|Area||155 km2 (60 sq mi)|
|Highest elevation||589 m (1932 ft)|
|Highest point||Slieve Foy|
|Pop. density||59.4/km2 (153.8/sq mi)|
The Cooley Peninsula (from Irish: Cuaille, older Cúalṅge) is a hilly peninsula in the north of County Louth on the east coast of Ireland; the peninsula includes the small town of Carlingford, the port of Greenore and the village of Omeath.
The peninsula contains the Cooley Mountains, the highest of which, Slieve Foy, is also the highest peak in County Louth at 589 metres (1,932 ft). To the north is Carlingford Lough and the border with Northern Ireland; to the south is Dundalk Bay.

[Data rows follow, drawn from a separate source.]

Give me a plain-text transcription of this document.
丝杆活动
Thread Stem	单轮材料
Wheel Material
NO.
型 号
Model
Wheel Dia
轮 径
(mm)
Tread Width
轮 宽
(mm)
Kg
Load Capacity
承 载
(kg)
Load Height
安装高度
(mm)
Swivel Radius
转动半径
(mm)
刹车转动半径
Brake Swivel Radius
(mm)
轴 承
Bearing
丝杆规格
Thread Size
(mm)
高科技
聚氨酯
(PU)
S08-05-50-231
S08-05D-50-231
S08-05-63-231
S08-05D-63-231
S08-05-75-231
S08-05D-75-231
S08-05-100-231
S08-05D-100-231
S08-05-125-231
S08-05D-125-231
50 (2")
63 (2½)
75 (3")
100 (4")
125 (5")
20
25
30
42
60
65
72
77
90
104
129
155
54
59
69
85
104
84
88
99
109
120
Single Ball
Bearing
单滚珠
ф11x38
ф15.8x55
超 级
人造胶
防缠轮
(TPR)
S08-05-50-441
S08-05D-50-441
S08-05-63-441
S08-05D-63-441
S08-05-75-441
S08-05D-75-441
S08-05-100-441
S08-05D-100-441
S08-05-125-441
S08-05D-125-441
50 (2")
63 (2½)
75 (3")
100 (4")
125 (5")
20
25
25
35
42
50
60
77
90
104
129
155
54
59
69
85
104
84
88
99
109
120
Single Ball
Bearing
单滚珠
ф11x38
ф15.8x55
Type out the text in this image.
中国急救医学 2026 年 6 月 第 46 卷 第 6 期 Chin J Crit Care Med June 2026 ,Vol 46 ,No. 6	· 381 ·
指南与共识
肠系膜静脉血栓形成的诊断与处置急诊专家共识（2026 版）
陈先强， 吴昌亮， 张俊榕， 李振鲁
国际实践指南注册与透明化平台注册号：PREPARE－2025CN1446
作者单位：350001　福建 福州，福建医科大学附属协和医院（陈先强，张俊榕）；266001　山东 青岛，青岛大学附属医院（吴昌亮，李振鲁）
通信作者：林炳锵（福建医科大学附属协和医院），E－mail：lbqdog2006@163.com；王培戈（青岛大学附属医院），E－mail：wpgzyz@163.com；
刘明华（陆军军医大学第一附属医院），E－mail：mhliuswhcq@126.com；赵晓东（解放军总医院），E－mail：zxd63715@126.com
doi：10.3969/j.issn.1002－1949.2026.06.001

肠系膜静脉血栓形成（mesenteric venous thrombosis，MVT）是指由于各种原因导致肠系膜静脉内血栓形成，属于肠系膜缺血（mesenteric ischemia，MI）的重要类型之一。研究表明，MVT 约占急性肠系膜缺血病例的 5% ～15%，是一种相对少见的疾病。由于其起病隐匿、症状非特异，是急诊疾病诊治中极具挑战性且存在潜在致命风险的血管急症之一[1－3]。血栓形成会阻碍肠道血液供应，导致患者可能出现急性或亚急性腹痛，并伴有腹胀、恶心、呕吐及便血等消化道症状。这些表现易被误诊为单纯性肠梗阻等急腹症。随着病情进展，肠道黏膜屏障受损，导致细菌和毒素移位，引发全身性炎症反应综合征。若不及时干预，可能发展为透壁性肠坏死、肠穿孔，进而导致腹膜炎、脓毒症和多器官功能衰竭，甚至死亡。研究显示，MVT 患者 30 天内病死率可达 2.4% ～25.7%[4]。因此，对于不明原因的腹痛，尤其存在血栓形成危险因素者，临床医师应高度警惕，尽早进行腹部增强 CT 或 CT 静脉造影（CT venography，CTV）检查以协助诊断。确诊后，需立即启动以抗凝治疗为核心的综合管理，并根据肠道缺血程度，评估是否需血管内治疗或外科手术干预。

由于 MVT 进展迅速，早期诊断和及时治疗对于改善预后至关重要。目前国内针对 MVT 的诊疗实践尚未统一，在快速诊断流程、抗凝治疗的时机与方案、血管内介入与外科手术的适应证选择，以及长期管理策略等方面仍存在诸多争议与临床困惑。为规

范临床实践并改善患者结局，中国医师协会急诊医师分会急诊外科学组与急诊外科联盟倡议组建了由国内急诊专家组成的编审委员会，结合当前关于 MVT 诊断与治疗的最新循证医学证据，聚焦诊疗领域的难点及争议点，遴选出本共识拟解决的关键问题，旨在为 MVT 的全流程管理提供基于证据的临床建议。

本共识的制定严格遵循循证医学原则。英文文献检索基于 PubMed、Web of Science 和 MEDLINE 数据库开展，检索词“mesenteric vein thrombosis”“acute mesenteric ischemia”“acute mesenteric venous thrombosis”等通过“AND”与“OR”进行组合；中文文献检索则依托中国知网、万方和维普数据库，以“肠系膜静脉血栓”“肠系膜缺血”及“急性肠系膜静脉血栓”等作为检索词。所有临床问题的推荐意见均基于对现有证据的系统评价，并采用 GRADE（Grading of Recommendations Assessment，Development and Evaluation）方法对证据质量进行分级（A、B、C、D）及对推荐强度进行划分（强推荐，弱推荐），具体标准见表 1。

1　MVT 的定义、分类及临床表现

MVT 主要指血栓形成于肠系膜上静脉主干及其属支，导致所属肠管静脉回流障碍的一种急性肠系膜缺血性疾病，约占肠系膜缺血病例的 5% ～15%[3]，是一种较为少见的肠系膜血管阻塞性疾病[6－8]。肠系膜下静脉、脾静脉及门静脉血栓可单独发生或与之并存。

The peninsula is ringed by the R173 regional road.
The peninsula is geologically diverse, with 440-million-year-old Silurian greywacke sandstones in the northwest and southwest, 340-million-year-old limestones in the east, and 60-million-year-old volcanic rocks forming the Cooley Mountains.

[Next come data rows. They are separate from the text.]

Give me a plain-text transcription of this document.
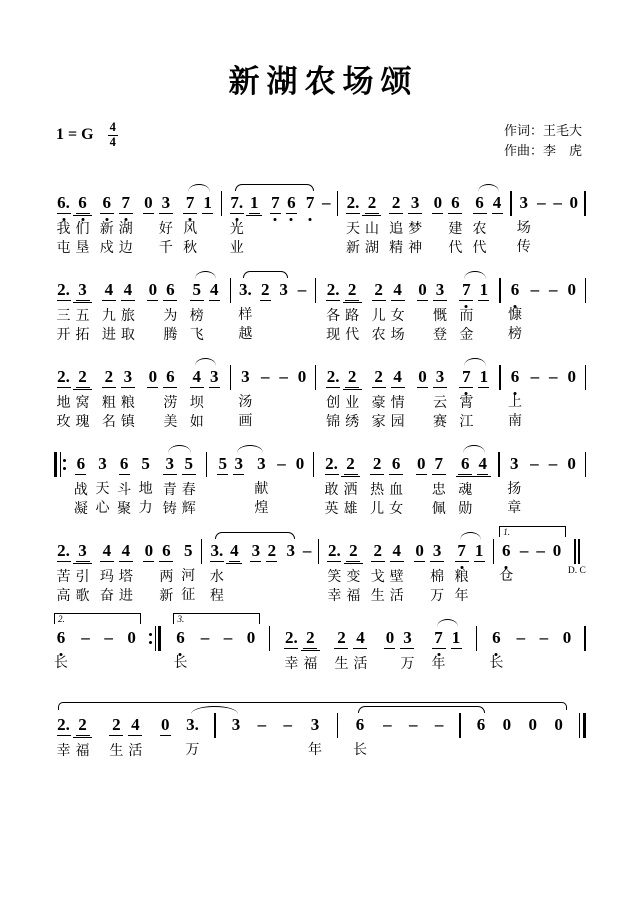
新湖农场颂
1 = G $\frac{4}{4}$	作词：王毛大
作曲：李　虎
6.
我
屯
6
们
垦
6
新
戍
7
湖
边
0 3
好
千
7
风
秋
1 7.
光
业
1 7 6 7 – 2.
天
新
2
山
湖
2
追
精
3
梦
神
0 6
建
代
6
农
代
4 3
场
传
– – 0
2.
三
开
3
五
拓
4
九
进
4
旅
取
0 6
为
腾
5
榜
飞
4 3.
样
越
2 3 – 2.
各
现
2
路
代
2
儿
农
4
女
场
0 3
慨
登
7
而
金
1 6
慷
榜
– – 0
2.
地
玫
2
窝
瑰
2
粗
名
3
粮
镇
0 6
涝
美
4
坝
如
3 3
汤
画
– – 0 2.
创
锦
2
业
绣
2
豪
家
4
情
园
0 3
云
赛
7
霄
江
1 6
上
南
– – 0
6
战
凝
3
天
心
6
斗
聚
5
地
力
3
青
铸
5
春
辉
5 3 3
献
煌
– 0 2.
敢
英
2
洒
雄
2
热
儿
6
血
女
0 7
忠
佩
6
魂
勋
4 3
扬
章
– – 0
2.
苦
高
3
引
歌
4
玛
奋
4
塔
进
0 6
两
新
5
河
征
3.
水
程
4 3 2 3 – 2.
笑
幸
2
变
福
2
戈
生
4
壁
活
0 3
棉
万
7
粮
年
1 6
仓
– – 0
D. C
1.
6
长
– – 0 6
长
– – 0 2.
幸
2
福
2
生
4
活
0 3
万
7
年
1 6
长
– – 0
2.	3.
2.
幸
2
福
2
生
4
活
0 3.
万
3 – – 3
年
6
长
– – – 6 0 0 0
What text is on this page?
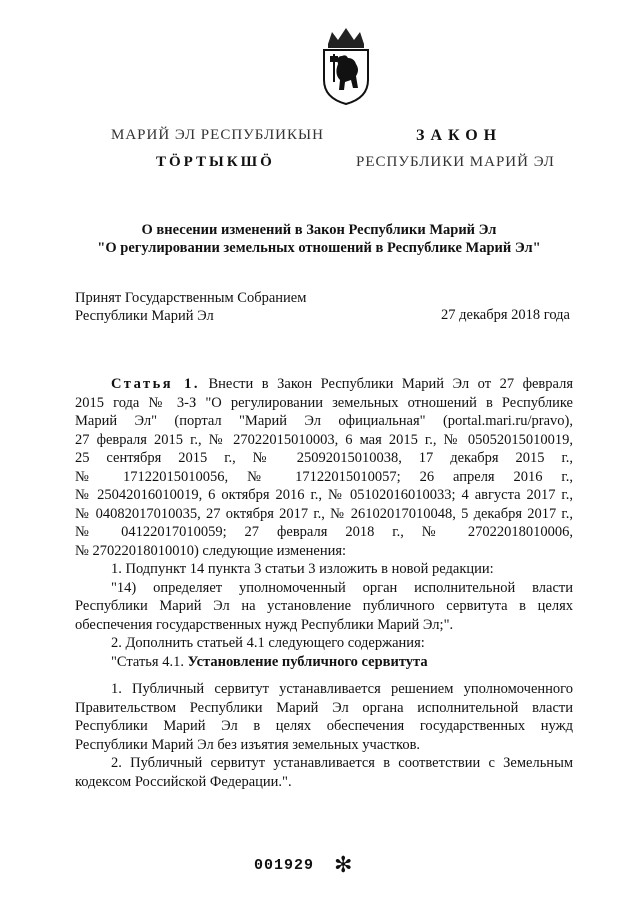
МАРИЙ ЭЛ РЕСПУБЛИКЫН
ТӦРТЫКШӦ
ЗАКОН
РЕСПУБЛИКИ МАРИЙ ЭЛ
О внесении изменений в Закон Республики Марий Эл
"О регулировании земельных отношений в Республике Марий Эл"
Принят Государственным Собранием
Республики Марий Эл	27 декабря 2018 года
Статья 1. Внести в Закон Республики Марий Эл от 27 февраля
2015 года № 3-З "О регулировании земельных отношений в Республике
Марий Эл" (портал "Марий Эл официальная" (portal.mari.ru/pravo),
27 февраля 2015 г., № 27022015010003, 6 мая 2015 г., № 05052015010019,
25 сентября 2015 г., № 25092015010038, 17 декабря 2015 г.,
№ 17122015010056, № 17122015010057; 26 апреля 2016 г.,
№ 25042016010019, 6 октября 2016 г., № 05102016010033; 4 августа 2017 г.,
№ 04082017010035, 27 октября 2017 г., № 26102017010048, 5 декабря 2017 г.,
№ 04122017010059; 27 февраля 2018 г., № 27022018010006,
№ 27022018010010) следующие изменения:
1. Подпункт 14 пункта 3 статьи 3 изложить в новой редакции:
"14) определяет уполномоченный орган исполнительной власти
Республики Марий Эл на установление публичного сервитута в целях
обеспечения государственных нужд Республики Марий Эл;".
2. Дополнить статьей 4.1 следующего содержания:
"Статья 4.1. Установление публичного сервитута
1. Публичный сервитут устанавливается решением уполномоченного
Правительством Республики Марий Эл органа исполнительной власти
Республики Марий Эл в целях обеспечения государственных нужд
Республики Марий Эл без изъятия земельных участков.
2. Публичный сервитут устанавливается в соответствии с Земельным
кодексом Российской Федерации.".
001929 ✻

In Irish mythology, Cooley (Old Irish Cúalnge) was the home of the bull Donn Cuailnge, and the site of the Táin Bó Cúailnge, "Cattle Raid of Cooley". Ancient monuments in Cooley include the Proleek Dolmen, whose capstone weighs an estimated 35 tons (31.75 tonnes), and a Bronze Age gallery grave, both near Ballymascanlan.

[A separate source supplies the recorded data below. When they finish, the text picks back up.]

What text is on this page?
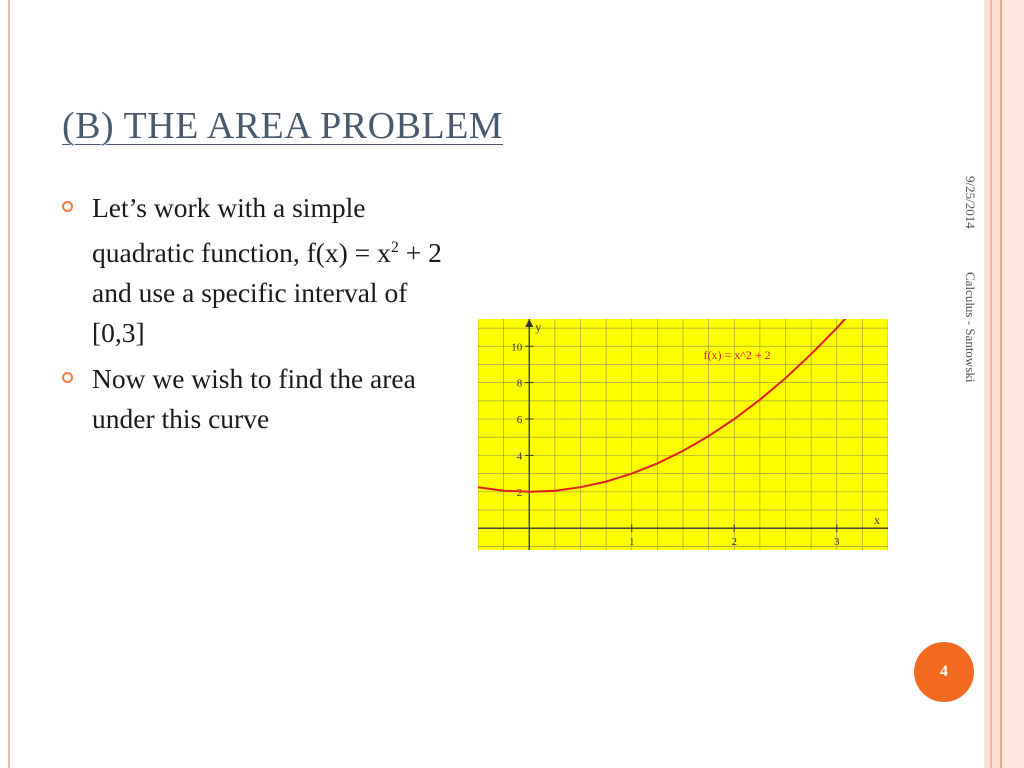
(B) THE AREA PROBLEM

Let’s work with a simple quadratic function, $f(x) = x^2 + 2$ and use a specific interval of [0,3]

Now we wish to find the area under this curve

9/25/2014 Calculus - Santowski
4
2
4
6
8
10
1	2	3
x
y
f(x) = x^2 + 2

The peninsula is primarily agricultural territory, but is also home to a number of hotels and bed-and-breakfasts, the first new distillery in Ireland in decades, the Cooley Distillery opened by John Teeling on the site of a former potato alcohol factory, several warehouse and logistics facilities, a garden centre, two cafes and other businesses.
The Cooley Peninsula is the home of current Leinster and Irish rugby players, Rob Kearney and David Kearney. U.S. President Joe Biden has ancestors from the area. He shares a great-grandfather with the Kearney brothers. RTE sports commentator Jimmy Magee (1935-2017) was raised on the Cooley Peninsula.